Ada yang menjadi bagian dari strategi berperkara para pihak, yang dilakukan secara sistematis, terutama terhadap perkara-perkara yang mengundang opini publik.
Hal ini bukan suatu yang haram bagi sistem peradilan, sepanjang bukan penghinaan terhadap sistem peradilan.
Bagi petugas di dalam sistem peradilan melihat kejadian ini tidak ada hal lain yang dilakukan, terkecuali melaksanakan tugas sesuai dengan aturan di dalam hukum acara yang berlaku di Indonesia, pikiran-pikiran politis dibuang sejauh-jauhnya, karena pikiran politis di dalam sistem peradilan membahayakan kemandirianya.
Meski dicaci di maki terus menerus, membuat telinga terasa mendidih dan tidak ada yang membela sama sekali, kalau ada pun hanya segelintir orang yang peduli terhadap segala kekurangan dan kelebihan sistem peradilan, petugas terus melaksanakan segala kewenangan yang dimiliki.
Omelan dan Opini Publik bahkan pikiran politis diterima sebagai bahan masukan untuk perbaikan, sepanjang tidak campur tangan non yuridis, sedangkan upaya hukum diterima untuk melengkapi proses hukumnya.
Sistem peradilan sudah ada hukum yang mengatur, dimulai dari Undang-undang sampai dengan aturan tehnis, atas nama Negara Hukum, Sistem Peradilan memberikan pelayanan hukum kepada siapapun.
Semua bentuk ketidaksetujuan, dan dalil bantahan disalurkan melalui proses formal sedari awal proses itu dilakukan, bukan pada sesi hasil paling akhir, begitu terlihat tidak menguntungkan.

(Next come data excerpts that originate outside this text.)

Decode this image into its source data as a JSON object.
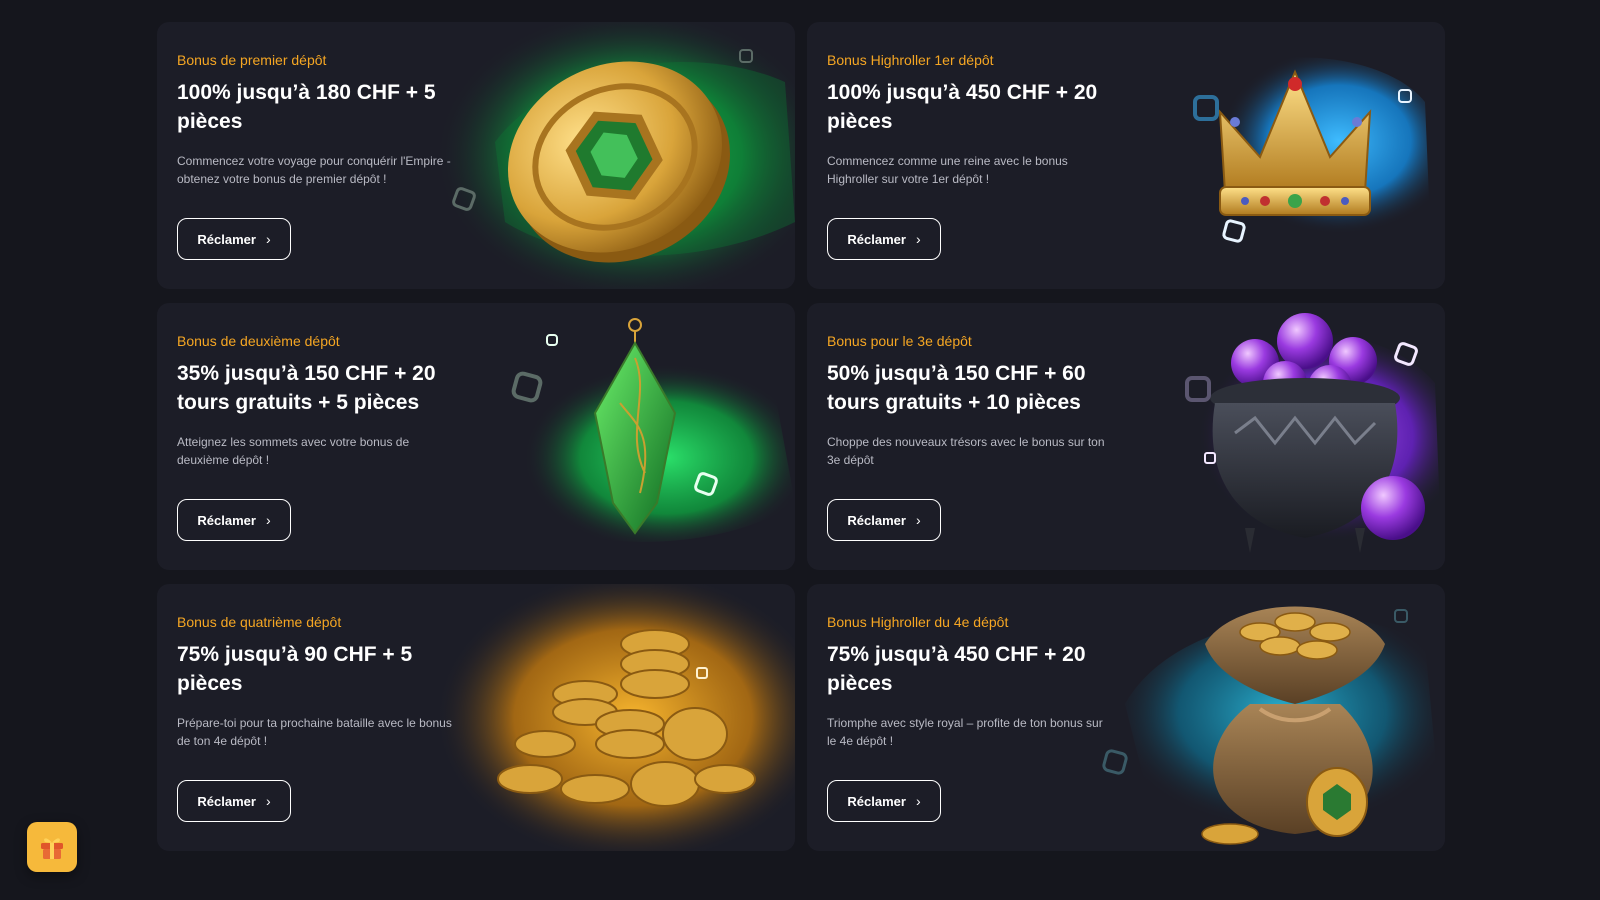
{
  "cards": [
    {
      "eyebrow": "Bonus de premier dépôt",
      "title": "100% jusqu’à 180 CHF + 5 pièces",
      "description": "Commencez votre voyage pour conquérir l'Empire - obtenez votre bonus de premier dépôt !",
      "button": "Réclamer",
      "art": "gold-coin-emerald-icon",
      "glow": "#1fd15a"
    },
    {
      "eyebrow": "Bonus Highroller 1er dépôt",
      "title": "100% jusqu’à 450 CHF + 20 pièces",
      "description": "Commencez comme une reine avec le bonus Highroller sur votre 1er dépôt !",
      "button": "Réclamer",
      "art": "crown-icon",
      "glow": "#1aa3f0"
    },
    {
      "eyebrow": "Bonus de deuxième dépôt",
      "title": "35% jusqu’à 150 CHF + 20 tours gratuits + 5 pièces",
      "description": "Atteignez les sommets avec votre bonus de deuxième dépôt !",
      "button": "Réclamer",
      "art": "emerald-pendant-icon",
      "glow": "#1fd15a"
    },
    {
      "eyebrow": "Bonus pour le 3e dépôt",
      "title": "50% jusqu’à 150 CHF + 60 tours gratuits + 10 pièces",
      "description": "Choppe des nouveaux trésors avec le bonus sur ton 3e dépôt",
      "button": "Réclamer",
      "art": "cauldron-orbs-icon",
      "glow": "#8a3cf0"
    },
    {
      "eyebrow": "Bonus de quatrième dépôt",
      "title": "75% jusqu’à 90 CHF + 5 pièces",
      "description": "Prépare-toi pour ta prochaine bataille avec le bonus de ton 4e dépôt !",
      "button": "Réclamer",
      "art": "coin-stacks-icon",
      "glow": "#f0a020"
    },
    {
      "eyebrow": "Bonus Highroller du 4e dépôt",
      "title": "75% jusqu’à 450 CHF + 20 pièces",
      "description": "Triomphe avec style royal – profite de ton bonus sur le 4e dépôt !",
      "button": "Réclamer",
      "art": "coin-sack-icon",
      "glow": "#1aa3c0"
    }
  ],
  "colors": {
    "page_bg": "#15161d",
    "card_bg": "#1c1d27",
    "accent": "#f5a623",
    "gift_button": "#f6b93b"
  },
  "floating": {
    "gift_icon": "gift-icon"
  }
}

Apalagi sampai menghina Institusi Negara dan Petugas yang sedang melaksanakan tugas, ini bentuk pelanggaran hukum, dan memberikan kontribusi karakter bangsa, bahwa seseorang ini selalu bermain akrobat cacian ketika sistem peradilan itu merugikan pihaknya.
Dan menari sambil terbahak bahak ketika menguntungkan dirinya, sementara Sistem Peradilan berjalan terus sesuai koridornya.